Podczas spotkania podkreślono, że celem programu jest stworzenie możliwości rozwiązania sporów o kredyty CHF w sposób ugodowy, szybki i wszechstronny. Uczestnikom zaprezentowano wstępny plan organizacji oraz sposób przeprowadzania spotkań informacyjnych związanych z tymi sprawami. Program ma oficjalnie ruszyć 1 lutego 2025 roku.

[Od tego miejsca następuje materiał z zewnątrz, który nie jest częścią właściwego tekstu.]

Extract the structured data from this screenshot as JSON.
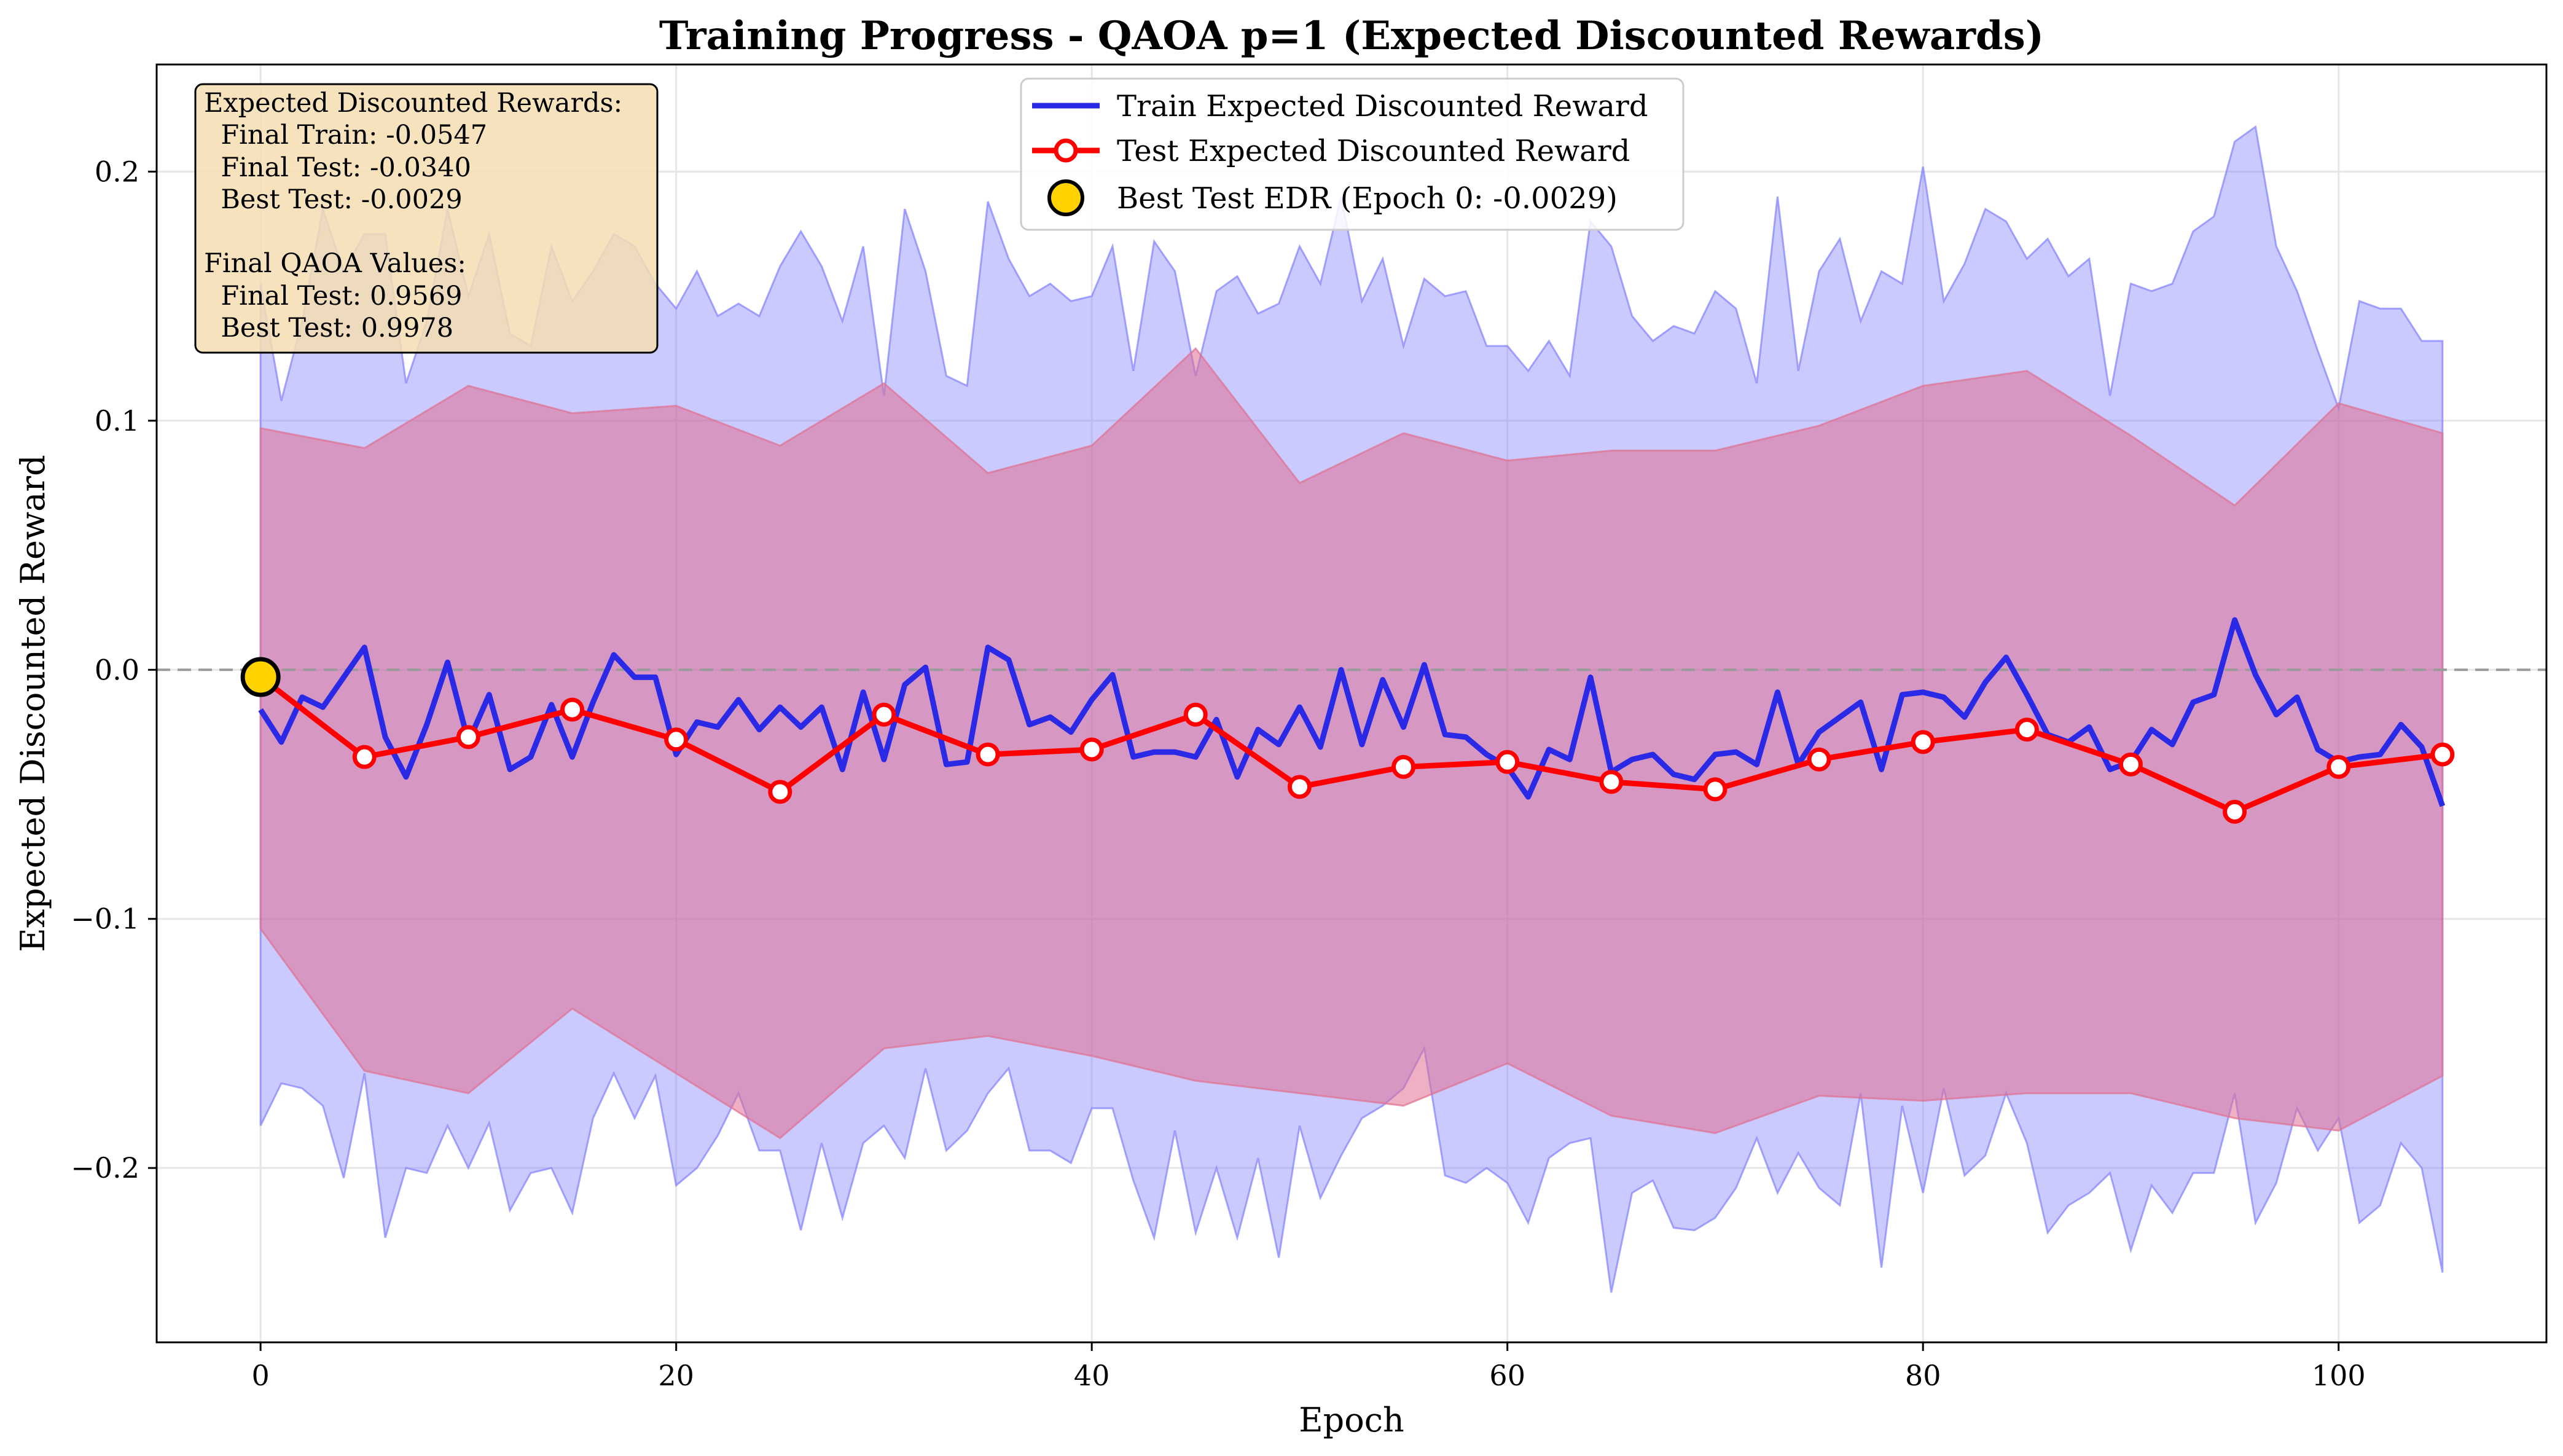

Wśród zaproszonych gości miała znaleźć się pełnomocniczka ministra sprawiedliwości ds. ochrony praw konsumentów, dr Aneta Wiewiórowska-Domagalska. Na spotkaniu obecni byli przedstawiciele Związku Banków Polskich, a także prawnicy reprezentujący frankowiczów, spośród których znaczna część wyraziła swoje niezadowolenie wobec założeń programu.
Eksperci Życie Bez Kredytu podkreślają, że mediacje w sprawach frankowych rzadko przynoszą realne korzyści konsumentom. Banki, korzystając z mediacji, przedłużają procesy sądowe i próbują wymusić na frankowiczach niekorzystne warunki ugody. Co więcej, mediacje często kończą się bezowocnie, a czas poświęcony na negocjacje bywa jedynie stratą dla kredytobiorców. W takim świetle program „Mediacja Frankowa” wydaje się bardziej narzędziem zwłoki niż rozwiązaniem problemu.
Statystyki mówią wszystko – mediacja sądowa to fikcja
Jak wskazują dane statystyczne z Sądu Okręgowego w Warszawie, żadna sprawa frankowa nie została zakończona wskutek mediacji sądowych. Brak wymiernych rezultatów dotychczasowych mediacji sądowych potwierdza, że program „Mediacja Frankowa” będzie wykorzystywany bardziej jako narzędzie zwłoki niż jako realne wsparcie dla kredytobiorców. Niestety, mediacje sądowe często tylko stwarzają pozory aktywności, bez rzeczywistego wpływu na rozwiązanie problemów frankowiczów.
Spotkania informacyjne – neutralność czy gra pozorów?
Sąd, realizując program mediacyjny, organizuje spotkania informacyjne, podczas których omawia potencjalne korzyści wynikające z mediacji. W teorii powinno to pomóc stronom lepiej zrozumieć proces i podjąć świadomą decyzję. Jednak frankowicze powinni zachować czujność i krytycznie analizować przedstawiane informacje.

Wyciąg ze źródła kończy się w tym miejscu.